Ebû Bekir es-Sûlî, Aħbârü’r-Râżî-Billâh ve’l-Müttaķī-Lillâh (nşr. J. H. Dunne), Beyrut 1403/ 1983, s. 1-185; Mes‘ûdî, Mürûcü’ź-źeheb (Abdülhamîd), IV, 322-338; a.mlf., et-Tenbîh, s. 105, 122, 154, 174, 193, 388-397; Arîb b. Sa‘d, Śılatü Târîħi’ŧ-Ŧaberî (Taberî, Târîħ [Ebü’l-Fazl], XI içinde), s. 36, 44, 45, 56, 73, 82, 103, 121, 133, 144, 152, 155, 156; İbn Miskeveyh, Tecâribü’l-ümem, I, 289-420; Muhammed b. Abdülmelik el-Hemedânî, Tekmiletü Târîħi’ŧ-Ŧaberî (Taberî, Târîħ [Ebü’l-Fazl], XI içinde), s. 284-323; İbnü’l-İmrânî, el-İnbâǿ fî târîħi’l-ħulefâǿ (nşr. Kāsım es-Sâmerrâî), Leiden 1973, s. 163-167; İbnü’l-Cevzî, el-Muntażam, VI, 188, 265-271, 281, 311, 324-325; İbnü’l-Esîr, el-Kâmil, bk. İndeks; İbn Hallikân, Vefeyât, V, 113-115; İbnü’t-Tıktakā, el-Faħrî (nşr.
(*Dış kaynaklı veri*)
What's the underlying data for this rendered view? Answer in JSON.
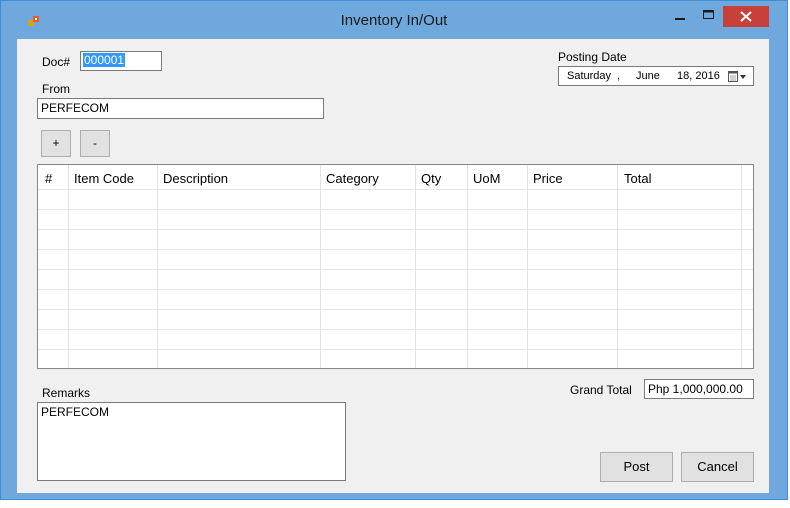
{
  "window": {
    "title": "Inventory In/Out",
    "accent_color": "#6fa8dc",
    "close_color": "#c7413a",
    "icons": [
      "app-icon",
      "minimize-icon",
      "maximize-icon",
      "close-icon"
    ]
  },
  "form": {
    "doc_label": "Doc#",
    "doc_value": "000001",
    "from_label": "From",
    "from_value": "PERFECOM",
    "posting_date_label": "Posting Date",
    "posting_date": {
      "day": "Saturday",
      "sep": ",",
      "month": "June",
      "date": "18, 2016"
    },
    "add_label": "+",
    "remove_label": "-"
  },
  "grid": {
    "columns": [
      "#",
      "Item Code",
      "Description",
      "Category",
      "Qty",
      "UoM",
      "Price",
      "Total"
    ],
    "rows": []
  },
  "footer": {
    "remarks_label": "Remarks",
    "remarks_value": "PERFECOM",
    "grand_total_label": "Grand Total",
    "grand_total_value": "Php 1,000,000.00",
    "post_label": "Post",
    "cancel_label": "Cancel"
  }
}
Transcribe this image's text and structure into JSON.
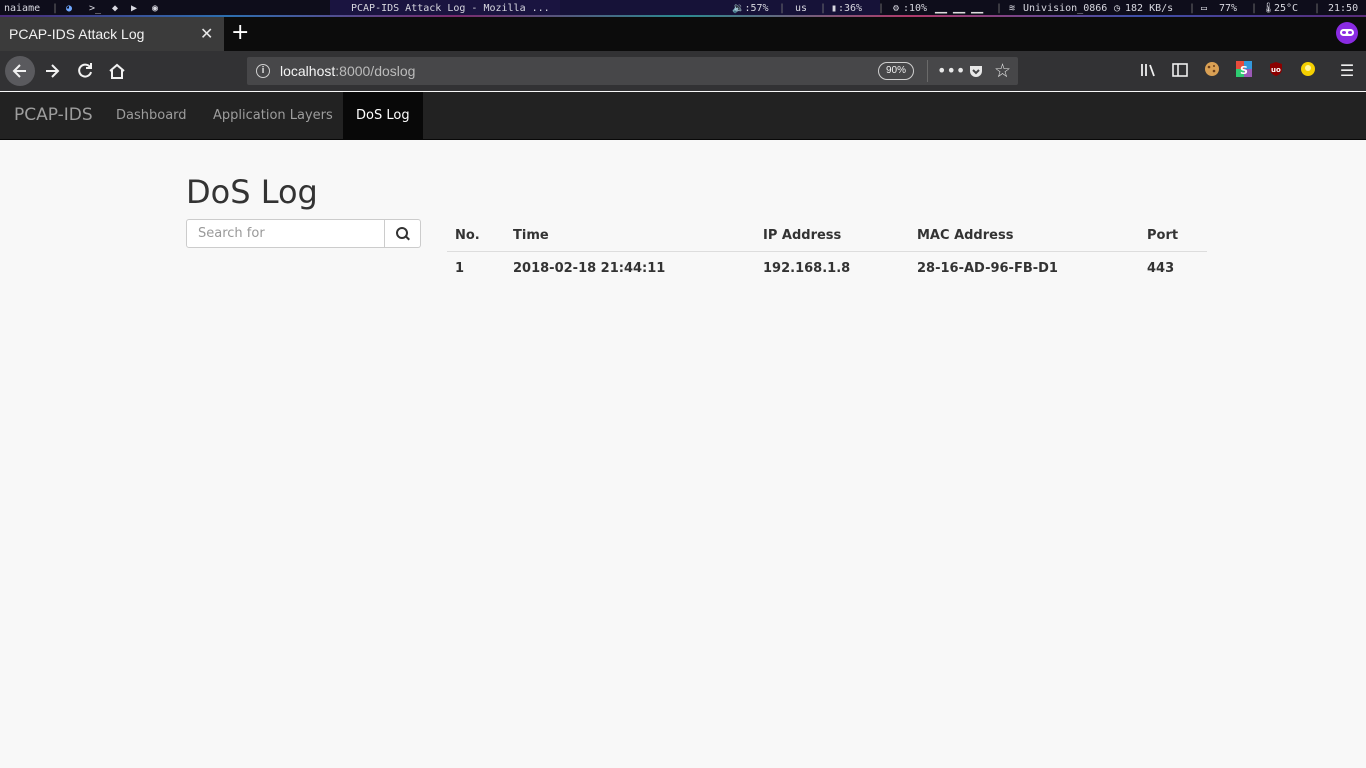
{
  "system_bar": {
    "workspace": "naiame",
    "window_title": "PCAP-IDS Attack Log - Mozilla ...",
    "volume": "🔉:57%",
    "keyboard": "us",
    "memory": ":36%",
    "cpu": ":10%",
    "network": "Univision_0866",
    "speed": "182 KB/s",
    "battery": "77%",
    "temperature": "25°C",
    "clock": "21:50"
  },
  "browser": {
    "tab_title": "PCAP-IDS Attack Log",
    "url_host": "localhost",
    "url_path": ":8000/doslog",
    "zoom": "90%"
  },
  "navbar": {
    "brand": "PCAP-IDS",
    "links": [
      "Dashboard",
      "Application Layers",
      "DoS Log"
    ],
    "active": "DoS Log"
  },
  "page": {
    "title": "DoS Log",
    "search_placeholder": "Search for"
  },
  "table": {
    "headers": [
      "No.",
      "Time",
      "IP Address",
      "MAC Address",
      "Port"
    ],
    "rows": [
      [
        "1",
        "2018-02-18 21:44:11",
        "192.168.1.8",
        "28-16-AD-96-FB-D1",
        "443"
      ]
    ]
  },
  "colors": {
    "navbar_bg": "#222222",
    "active_link_bg": "#080808",
    "page_bg": "#f8f8f8",
    "privacy_icon": "#8a2be2"
  }
}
M. İvaz İbrâhim Bek - Ali el-Cârim Bek), Kahire, ts. (Dârü’l-maârif), s. 251-254; Ebü’l-Fidâ, el-Muħtaśar fî târîħi’l-beşer, Beyrut 1375/1956, III, 101-110; Müstevfî, Târîħ-i Güzîde (Nevâî), s. 342-344; W. Muir, The Caliphate its Rise, Decline and Fall, Oxford 1891, s. 563-566; G. le Strange, Baghdad during the Abbasid Caliphate, Oxford 1924, s. 155, 194-195; H. Busse, Chalif and Grosskönig: Die Buyiden im Iraq (945-1055), Beirut 1969, bk. İndeks; Cebrâil Süleyman Cebbûr, el-Mülûkü’ş-şuǾarâǿ, Beyrut 1401/ 1981, s. 168-176; Hudarî, Muĥâđarât: ǾAbbâsiyye, s. 360, 367; İbrâhim Selmân el-Kürevî, el-Büveyhiyyûn ve’l-ħilâfetü’l-ǾAbbâsiyye, Küveyt 1402/1982, s. 143-150; C. Avvâd,


Ħazâǿinü’l-kütübi’l-ķadîme fi’l-ǾIrâķ, Beyrut 1406/1986, s. 115-117; Yûsuf el-Iş, Târîħu Ǿaśri’l-ħilâfeti’l-ǾAbbâsiyye, Dımaşk 1990, s. 181-184; K. V. Zetterstéen, “al-Rāđī Bi’llāh”, EI² (İng.), VIII, 368.